Abstract

Purpose: To test the validity of the central assumption that the gamma dose comparison test defaults to a distance‐to‐agreement (DTA) test in steep dose gradient regions of clinical dose distributions for typically employed dose difference and DTA criteria. Methods: The angle θ between the dose axis and the gamma vector was computed usingθ = tan−1(Λ), where Λ was the local dose gradient of the evaluated dose distribution. θ depended only on the ratio α between the two test criteria and its computation required only one dose distribution. While the most common test criteria were 3%/3mm (α = 1%/mm), we also evaluated 2%/3mm (α = 0.67%/mm) and 3%/2mm (α = 1.5%/mm). Clinical treatment plans were used to calculate θ using the three values of α. 50 cases of both prostate and head and neck and 27 cases for lung cancer were examined.

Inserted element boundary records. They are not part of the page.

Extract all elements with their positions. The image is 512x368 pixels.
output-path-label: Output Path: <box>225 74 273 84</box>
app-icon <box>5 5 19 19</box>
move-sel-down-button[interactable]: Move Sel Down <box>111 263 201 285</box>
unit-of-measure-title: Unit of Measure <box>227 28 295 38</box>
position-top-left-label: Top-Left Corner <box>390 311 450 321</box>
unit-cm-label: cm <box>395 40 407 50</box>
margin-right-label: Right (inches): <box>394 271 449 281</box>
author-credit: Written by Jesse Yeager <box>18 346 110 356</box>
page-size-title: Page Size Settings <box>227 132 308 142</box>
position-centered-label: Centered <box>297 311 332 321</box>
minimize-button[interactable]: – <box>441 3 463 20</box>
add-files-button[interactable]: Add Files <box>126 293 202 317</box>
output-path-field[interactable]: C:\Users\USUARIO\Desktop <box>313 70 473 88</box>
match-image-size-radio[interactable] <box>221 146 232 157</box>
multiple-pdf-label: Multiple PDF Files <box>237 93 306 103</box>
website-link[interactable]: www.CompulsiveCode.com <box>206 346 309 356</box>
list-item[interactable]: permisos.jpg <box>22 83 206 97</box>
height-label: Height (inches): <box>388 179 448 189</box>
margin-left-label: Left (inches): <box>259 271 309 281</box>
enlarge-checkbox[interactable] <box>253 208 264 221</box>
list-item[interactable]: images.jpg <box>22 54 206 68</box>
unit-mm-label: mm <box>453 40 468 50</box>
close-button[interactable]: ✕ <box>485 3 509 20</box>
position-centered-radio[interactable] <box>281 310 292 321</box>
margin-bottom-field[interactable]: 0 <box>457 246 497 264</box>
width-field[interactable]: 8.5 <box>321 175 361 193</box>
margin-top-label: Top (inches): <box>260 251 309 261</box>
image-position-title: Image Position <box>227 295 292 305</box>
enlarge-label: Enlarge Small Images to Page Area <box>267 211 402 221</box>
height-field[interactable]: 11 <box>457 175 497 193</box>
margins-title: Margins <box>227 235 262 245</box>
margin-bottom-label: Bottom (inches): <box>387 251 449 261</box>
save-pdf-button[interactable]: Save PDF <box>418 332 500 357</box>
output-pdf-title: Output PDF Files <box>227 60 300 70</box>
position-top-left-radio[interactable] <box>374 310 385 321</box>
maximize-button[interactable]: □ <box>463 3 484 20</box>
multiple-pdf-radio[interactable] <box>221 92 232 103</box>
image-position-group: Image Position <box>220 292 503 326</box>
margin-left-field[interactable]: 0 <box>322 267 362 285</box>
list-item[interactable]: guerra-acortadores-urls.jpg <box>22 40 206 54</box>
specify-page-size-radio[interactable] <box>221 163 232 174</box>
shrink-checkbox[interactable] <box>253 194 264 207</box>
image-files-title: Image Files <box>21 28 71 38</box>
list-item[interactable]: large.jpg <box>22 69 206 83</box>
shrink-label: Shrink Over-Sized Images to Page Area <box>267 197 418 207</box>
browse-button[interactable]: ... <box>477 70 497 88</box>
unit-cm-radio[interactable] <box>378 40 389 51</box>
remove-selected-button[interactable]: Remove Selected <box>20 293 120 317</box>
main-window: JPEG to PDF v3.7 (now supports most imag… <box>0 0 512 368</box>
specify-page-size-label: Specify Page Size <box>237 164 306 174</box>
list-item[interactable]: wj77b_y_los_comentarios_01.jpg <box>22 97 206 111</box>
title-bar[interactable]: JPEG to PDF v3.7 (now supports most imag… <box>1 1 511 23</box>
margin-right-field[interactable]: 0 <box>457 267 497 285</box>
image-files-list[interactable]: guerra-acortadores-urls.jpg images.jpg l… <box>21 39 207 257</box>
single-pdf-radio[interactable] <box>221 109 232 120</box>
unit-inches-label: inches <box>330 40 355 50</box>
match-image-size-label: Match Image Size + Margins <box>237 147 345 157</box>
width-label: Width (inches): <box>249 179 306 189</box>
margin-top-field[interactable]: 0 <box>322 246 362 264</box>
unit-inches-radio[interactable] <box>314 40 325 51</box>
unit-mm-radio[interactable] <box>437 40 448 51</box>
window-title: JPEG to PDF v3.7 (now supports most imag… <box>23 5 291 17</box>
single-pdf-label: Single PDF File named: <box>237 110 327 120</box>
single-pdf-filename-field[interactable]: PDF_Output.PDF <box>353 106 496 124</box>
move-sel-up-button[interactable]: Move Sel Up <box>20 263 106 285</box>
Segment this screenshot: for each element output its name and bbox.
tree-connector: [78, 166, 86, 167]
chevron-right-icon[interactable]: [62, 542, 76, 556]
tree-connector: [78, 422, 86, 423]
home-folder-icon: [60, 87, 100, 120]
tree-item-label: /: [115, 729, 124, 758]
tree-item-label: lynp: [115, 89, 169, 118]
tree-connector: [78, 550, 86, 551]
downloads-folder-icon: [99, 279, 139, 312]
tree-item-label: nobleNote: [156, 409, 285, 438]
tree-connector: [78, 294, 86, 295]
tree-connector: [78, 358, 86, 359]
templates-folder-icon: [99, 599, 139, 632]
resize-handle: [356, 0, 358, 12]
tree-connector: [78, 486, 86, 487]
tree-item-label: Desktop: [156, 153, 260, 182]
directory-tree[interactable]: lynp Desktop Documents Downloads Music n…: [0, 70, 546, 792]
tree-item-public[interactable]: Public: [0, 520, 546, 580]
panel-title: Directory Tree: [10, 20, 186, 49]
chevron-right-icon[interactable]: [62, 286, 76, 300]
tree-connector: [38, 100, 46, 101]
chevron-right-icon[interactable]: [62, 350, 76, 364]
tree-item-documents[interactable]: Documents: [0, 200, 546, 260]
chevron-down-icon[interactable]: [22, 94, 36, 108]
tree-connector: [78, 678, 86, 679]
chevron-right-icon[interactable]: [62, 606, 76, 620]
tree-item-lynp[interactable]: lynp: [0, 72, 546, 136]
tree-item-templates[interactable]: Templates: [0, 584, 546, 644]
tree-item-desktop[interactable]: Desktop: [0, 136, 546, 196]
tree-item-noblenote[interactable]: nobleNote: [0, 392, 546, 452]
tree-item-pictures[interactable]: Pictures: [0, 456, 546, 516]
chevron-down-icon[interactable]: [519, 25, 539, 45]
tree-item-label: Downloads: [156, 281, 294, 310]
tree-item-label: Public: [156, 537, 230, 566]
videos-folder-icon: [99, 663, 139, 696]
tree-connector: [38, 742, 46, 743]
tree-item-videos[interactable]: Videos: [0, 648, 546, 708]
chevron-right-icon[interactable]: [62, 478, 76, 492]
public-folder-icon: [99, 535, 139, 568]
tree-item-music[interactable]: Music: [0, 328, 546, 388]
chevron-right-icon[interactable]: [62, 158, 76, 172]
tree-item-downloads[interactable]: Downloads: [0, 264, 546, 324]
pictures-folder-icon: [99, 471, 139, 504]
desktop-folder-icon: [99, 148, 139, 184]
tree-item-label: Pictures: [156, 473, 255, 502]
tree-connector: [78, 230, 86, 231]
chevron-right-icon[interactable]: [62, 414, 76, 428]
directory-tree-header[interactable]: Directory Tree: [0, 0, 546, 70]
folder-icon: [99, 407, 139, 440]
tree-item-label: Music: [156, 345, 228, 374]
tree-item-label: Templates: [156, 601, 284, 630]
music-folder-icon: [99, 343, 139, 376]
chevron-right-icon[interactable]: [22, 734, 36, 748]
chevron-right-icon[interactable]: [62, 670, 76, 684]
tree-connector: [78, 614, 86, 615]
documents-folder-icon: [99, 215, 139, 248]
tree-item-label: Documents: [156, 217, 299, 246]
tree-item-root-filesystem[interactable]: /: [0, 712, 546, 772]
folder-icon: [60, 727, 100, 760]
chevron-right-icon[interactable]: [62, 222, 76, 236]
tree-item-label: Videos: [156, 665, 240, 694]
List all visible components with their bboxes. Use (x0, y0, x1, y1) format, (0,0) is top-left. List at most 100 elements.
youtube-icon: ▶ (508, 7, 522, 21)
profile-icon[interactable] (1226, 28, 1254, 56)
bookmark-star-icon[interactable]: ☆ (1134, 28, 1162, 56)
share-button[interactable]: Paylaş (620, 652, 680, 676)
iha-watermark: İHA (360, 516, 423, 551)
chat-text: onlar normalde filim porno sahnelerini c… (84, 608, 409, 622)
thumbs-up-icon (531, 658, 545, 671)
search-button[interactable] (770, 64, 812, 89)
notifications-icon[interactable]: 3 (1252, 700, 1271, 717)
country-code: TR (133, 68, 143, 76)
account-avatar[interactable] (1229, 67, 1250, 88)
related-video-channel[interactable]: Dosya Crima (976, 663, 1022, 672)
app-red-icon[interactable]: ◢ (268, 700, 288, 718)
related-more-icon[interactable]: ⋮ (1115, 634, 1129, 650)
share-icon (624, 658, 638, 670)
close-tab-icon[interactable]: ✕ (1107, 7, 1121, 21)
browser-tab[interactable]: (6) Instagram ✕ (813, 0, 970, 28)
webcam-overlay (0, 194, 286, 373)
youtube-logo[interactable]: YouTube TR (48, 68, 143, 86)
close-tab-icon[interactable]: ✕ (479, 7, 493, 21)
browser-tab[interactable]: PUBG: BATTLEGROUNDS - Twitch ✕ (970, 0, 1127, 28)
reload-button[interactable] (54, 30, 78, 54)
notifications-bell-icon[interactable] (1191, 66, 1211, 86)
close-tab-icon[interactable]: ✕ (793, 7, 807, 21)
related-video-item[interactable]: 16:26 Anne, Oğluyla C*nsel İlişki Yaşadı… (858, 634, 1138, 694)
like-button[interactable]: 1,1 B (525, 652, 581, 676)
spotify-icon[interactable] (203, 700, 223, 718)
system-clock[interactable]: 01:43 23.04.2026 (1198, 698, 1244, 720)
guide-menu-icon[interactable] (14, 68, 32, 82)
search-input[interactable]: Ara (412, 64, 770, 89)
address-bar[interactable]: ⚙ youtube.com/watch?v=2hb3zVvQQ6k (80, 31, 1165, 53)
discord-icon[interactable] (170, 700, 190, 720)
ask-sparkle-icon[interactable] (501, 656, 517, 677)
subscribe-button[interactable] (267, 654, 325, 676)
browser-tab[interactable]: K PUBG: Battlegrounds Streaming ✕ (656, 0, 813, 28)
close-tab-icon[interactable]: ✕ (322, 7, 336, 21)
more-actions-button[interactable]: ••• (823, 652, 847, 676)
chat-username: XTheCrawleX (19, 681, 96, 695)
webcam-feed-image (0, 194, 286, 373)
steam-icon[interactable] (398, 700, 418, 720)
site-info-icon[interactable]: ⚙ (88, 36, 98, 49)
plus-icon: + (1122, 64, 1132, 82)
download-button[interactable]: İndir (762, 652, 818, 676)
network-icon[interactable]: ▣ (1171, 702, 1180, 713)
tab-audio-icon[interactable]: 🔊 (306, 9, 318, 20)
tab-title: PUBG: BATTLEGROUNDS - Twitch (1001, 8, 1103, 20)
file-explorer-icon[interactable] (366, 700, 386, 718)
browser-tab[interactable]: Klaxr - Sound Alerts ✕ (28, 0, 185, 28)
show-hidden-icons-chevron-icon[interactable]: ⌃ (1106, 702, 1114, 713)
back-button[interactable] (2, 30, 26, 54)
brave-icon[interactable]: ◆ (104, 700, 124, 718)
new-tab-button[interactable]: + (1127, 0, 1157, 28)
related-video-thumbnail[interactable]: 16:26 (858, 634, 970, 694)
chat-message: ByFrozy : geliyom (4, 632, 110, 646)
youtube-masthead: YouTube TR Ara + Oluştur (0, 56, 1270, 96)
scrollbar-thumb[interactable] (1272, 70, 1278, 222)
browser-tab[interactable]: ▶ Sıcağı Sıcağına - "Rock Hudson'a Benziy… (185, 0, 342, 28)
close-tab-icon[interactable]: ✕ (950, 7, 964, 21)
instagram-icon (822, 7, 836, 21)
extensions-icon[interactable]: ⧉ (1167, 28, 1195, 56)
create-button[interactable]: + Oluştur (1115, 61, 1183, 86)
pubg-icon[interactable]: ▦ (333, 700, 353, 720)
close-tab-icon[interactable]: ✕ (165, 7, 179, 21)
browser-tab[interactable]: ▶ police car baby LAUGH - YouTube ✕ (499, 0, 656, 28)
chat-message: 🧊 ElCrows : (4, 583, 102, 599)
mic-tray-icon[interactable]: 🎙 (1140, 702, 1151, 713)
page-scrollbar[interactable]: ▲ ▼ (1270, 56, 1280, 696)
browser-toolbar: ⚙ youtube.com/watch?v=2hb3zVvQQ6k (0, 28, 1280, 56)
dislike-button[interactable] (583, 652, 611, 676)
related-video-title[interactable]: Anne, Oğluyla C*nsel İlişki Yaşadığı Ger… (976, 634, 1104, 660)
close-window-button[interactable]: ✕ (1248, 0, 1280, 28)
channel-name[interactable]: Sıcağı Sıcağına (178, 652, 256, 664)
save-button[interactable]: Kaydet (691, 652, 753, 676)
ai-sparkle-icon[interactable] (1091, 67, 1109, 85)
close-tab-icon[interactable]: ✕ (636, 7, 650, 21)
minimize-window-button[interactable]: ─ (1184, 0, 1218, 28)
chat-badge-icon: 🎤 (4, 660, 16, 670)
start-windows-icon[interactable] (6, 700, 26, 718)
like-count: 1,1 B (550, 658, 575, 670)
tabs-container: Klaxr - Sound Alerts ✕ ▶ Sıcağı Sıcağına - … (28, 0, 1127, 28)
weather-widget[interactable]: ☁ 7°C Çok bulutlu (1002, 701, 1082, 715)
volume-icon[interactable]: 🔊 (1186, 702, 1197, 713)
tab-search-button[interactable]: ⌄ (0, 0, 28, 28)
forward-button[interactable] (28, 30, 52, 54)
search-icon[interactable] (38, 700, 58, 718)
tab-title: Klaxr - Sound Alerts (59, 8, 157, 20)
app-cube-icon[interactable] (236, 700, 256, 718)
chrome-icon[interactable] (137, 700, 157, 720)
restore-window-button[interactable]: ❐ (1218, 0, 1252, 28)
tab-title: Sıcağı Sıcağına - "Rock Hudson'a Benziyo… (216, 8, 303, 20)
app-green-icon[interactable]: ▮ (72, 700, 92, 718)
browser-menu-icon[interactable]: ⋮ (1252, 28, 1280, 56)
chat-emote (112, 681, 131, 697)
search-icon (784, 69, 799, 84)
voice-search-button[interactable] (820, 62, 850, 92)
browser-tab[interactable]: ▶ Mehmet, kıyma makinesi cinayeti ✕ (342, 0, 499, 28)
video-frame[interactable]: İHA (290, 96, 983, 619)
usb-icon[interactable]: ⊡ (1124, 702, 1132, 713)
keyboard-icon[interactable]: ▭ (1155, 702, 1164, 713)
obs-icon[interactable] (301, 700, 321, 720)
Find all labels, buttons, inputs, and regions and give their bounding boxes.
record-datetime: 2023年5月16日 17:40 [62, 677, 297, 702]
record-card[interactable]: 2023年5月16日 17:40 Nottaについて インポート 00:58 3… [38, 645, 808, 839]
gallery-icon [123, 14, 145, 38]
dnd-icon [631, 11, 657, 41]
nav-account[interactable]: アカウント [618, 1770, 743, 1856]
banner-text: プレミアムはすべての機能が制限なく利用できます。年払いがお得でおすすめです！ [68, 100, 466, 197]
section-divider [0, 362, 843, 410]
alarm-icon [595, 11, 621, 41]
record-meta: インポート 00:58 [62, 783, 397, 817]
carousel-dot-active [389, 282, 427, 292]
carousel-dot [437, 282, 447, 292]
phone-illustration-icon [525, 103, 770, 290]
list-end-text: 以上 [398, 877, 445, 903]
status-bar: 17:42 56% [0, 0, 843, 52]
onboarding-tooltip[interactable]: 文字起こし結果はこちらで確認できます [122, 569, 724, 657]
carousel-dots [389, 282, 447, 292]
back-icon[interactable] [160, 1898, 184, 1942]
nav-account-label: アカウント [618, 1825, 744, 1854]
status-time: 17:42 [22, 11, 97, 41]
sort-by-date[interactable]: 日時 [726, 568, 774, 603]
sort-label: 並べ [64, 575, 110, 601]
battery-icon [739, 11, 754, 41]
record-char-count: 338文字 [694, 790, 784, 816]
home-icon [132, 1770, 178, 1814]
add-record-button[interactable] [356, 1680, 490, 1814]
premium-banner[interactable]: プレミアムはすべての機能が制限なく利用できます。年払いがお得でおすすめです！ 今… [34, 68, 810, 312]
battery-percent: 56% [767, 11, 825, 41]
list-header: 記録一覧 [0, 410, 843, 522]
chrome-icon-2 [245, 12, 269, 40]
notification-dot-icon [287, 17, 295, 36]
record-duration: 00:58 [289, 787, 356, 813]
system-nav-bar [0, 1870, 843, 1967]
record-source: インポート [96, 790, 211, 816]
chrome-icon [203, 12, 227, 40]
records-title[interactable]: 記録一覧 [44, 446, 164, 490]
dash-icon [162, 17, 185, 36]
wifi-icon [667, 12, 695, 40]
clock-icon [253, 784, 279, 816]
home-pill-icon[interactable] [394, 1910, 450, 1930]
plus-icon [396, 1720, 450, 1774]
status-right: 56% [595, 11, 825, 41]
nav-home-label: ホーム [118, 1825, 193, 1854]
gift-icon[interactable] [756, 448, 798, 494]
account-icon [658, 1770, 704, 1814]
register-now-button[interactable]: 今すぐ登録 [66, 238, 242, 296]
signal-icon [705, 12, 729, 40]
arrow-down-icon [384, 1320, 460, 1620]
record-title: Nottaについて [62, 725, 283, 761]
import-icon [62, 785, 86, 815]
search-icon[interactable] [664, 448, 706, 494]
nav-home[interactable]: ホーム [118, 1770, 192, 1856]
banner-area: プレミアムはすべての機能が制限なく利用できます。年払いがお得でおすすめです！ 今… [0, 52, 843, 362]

The planning target volumes and selected critical structures were examined. The maximum values of θ were determined for these structures to determine if these maximum θ angles were close to 90 degrees for the selected a values. Results: Most examined targets and critical structures exhibited large values of θ. The exception was for some parotid glands where the doses were very low and relatively homogeneous. The fact that we found that most structures had at least some voxels with sufficiently large dose gradients to yield θ values near 90 degrees validated our hypothesis that for steep gradients, the gamma test defaulted to distance‐to‐agreement test for clinical dose gradients. Conclusion: The implicit assumption that the gamma dose comparison tool defaults to the DTA test in steep dose gradient regions was validated for prostate, had‐and‐neck, and lung cancer sites. While dose distributions from other sites have not been examined, it is likely that they too will yield similar results.